The code for this is already checked in. It consists of several parts:
1) A Function interface, with IDataParsers for Java methods (and pnuts
functions in the pnuts extension).
2) A generic IDataParser for ANY interface, which reads the source as a
Function and then returns a Proxy for the desired interface which calls the
Function for the interface's methods. This is used in the example I sent
some days ago:
<button text="0" selectionListener="handlers.digit"/>
<script x:id="handlers" lang="pnuts">
function digit(event)
calc::appendDigit(event.widget.text);
</script>
In this example, the pnuts script defines the digit(event) function, which
may be referred to and parsed as a Function by "handlers.digit" ("handlers"

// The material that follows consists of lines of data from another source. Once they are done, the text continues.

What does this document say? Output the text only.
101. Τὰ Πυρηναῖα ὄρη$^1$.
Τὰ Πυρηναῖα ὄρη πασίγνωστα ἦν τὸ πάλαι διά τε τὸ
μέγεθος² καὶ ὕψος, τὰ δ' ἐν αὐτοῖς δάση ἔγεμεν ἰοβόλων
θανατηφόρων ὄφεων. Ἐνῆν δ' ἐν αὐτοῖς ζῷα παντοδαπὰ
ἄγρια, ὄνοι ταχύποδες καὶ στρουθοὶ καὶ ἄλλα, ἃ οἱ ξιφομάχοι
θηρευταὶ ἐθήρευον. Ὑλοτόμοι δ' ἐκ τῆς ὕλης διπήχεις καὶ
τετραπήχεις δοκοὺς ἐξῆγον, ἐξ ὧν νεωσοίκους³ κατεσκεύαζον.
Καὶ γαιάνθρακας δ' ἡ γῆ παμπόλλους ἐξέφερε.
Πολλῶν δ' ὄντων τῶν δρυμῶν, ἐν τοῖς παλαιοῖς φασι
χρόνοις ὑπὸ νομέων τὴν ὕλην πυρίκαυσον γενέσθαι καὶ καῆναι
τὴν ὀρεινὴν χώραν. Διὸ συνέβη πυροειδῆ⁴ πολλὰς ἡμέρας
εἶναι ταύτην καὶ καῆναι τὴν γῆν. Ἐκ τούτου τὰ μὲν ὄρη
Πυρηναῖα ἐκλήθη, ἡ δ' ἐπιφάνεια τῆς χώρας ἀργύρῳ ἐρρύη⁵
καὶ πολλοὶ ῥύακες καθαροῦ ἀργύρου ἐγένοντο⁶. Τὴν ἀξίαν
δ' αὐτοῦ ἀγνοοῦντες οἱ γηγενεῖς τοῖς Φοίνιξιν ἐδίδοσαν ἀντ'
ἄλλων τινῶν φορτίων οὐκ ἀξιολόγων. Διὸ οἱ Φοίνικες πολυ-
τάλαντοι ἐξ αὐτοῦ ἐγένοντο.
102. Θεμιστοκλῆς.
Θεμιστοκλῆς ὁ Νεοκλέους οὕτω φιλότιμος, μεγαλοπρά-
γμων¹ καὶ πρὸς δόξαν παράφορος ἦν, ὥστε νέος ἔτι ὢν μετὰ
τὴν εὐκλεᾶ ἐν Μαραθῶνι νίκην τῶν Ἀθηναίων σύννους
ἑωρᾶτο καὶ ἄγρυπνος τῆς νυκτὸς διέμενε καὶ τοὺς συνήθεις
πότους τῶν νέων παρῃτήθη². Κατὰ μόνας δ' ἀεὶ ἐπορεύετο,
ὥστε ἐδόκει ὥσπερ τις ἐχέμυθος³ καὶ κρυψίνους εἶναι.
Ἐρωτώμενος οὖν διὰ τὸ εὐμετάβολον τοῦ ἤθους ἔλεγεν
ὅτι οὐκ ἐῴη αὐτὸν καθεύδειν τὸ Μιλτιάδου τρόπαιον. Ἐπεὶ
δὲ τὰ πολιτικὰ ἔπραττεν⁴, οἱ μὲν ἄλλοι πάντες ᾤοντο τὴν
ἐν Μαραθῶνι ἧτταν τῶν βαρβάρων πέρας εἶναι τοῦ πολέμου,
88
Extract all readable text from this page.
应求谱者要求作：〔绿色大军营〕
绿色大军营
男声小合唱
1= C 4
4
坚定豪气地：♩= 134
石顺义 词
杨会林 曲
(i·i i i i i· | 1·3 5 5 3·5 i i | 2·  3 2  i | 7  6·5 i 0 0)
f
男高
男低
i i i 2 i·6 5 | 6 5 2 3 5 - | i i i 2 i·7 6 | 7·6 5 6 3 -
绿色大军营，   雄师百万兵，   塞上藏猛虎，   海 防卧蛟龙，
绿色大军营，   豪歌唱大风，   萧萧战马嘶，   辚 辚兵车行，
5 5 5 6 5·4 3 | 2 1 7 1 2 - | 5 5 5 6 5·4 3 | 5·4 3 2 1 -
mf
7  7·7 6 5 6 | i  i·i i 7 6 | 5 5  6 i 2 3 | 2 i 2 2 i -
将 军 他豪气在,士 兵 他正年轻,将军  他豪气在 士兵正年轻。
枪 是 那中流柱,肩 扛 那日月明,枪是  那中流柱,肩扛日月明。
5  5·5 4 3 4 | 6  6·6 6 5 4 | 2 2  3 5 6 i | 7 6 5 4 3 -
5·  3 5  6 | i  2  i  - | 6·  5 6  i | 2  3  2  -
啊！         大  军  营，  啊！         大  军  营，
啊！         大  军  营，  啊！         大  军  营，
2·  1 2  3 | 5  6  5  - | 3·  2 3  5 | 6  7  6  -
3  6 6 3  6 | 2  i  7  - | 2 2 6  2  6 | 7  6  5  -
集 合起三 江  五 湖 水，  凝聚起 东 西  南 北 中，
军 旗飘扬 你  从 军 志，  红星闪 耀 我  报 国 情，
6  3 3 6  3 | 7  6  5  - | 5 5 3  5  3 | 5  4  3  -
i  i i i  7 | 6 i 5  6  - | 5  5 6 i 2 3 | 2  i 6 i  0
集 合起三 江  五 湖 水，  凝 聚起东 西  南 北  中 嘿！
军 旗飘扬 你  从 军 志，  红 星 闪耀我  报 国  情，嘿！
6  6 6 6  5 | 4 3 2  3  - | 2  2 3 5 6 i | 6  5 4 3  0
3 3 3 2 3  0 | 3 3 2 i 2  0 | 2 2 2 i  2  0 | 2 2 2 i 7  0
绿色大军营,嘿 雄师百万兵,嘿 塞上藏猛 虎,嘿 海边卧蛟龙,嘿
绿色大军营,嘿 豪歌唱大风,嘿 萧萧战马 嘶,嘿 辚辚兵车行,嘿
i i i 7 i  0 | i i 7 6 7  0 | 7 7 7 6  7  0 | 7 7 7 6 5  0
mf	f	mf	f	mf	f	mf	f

refers to the script and "digit" to the digit function). The button gets a
selectionListener that is a proxy for the appropriate class, that calls the
digit function, since the generic IDataParser for interfaces knows how to
wrap a Function by a Proxy, so it in effect may implement any specific
interface. Since the digit function takes one argument, is may handle the
single method in the SelectionListener interface. BTW, the generic
IDataParser for interfaces may also wrap a Bindings object (Script
implements Bindings) and call the function of the same name as the interface
method that is invoked.
I'll try to explain this more completely, once it works as I want it to.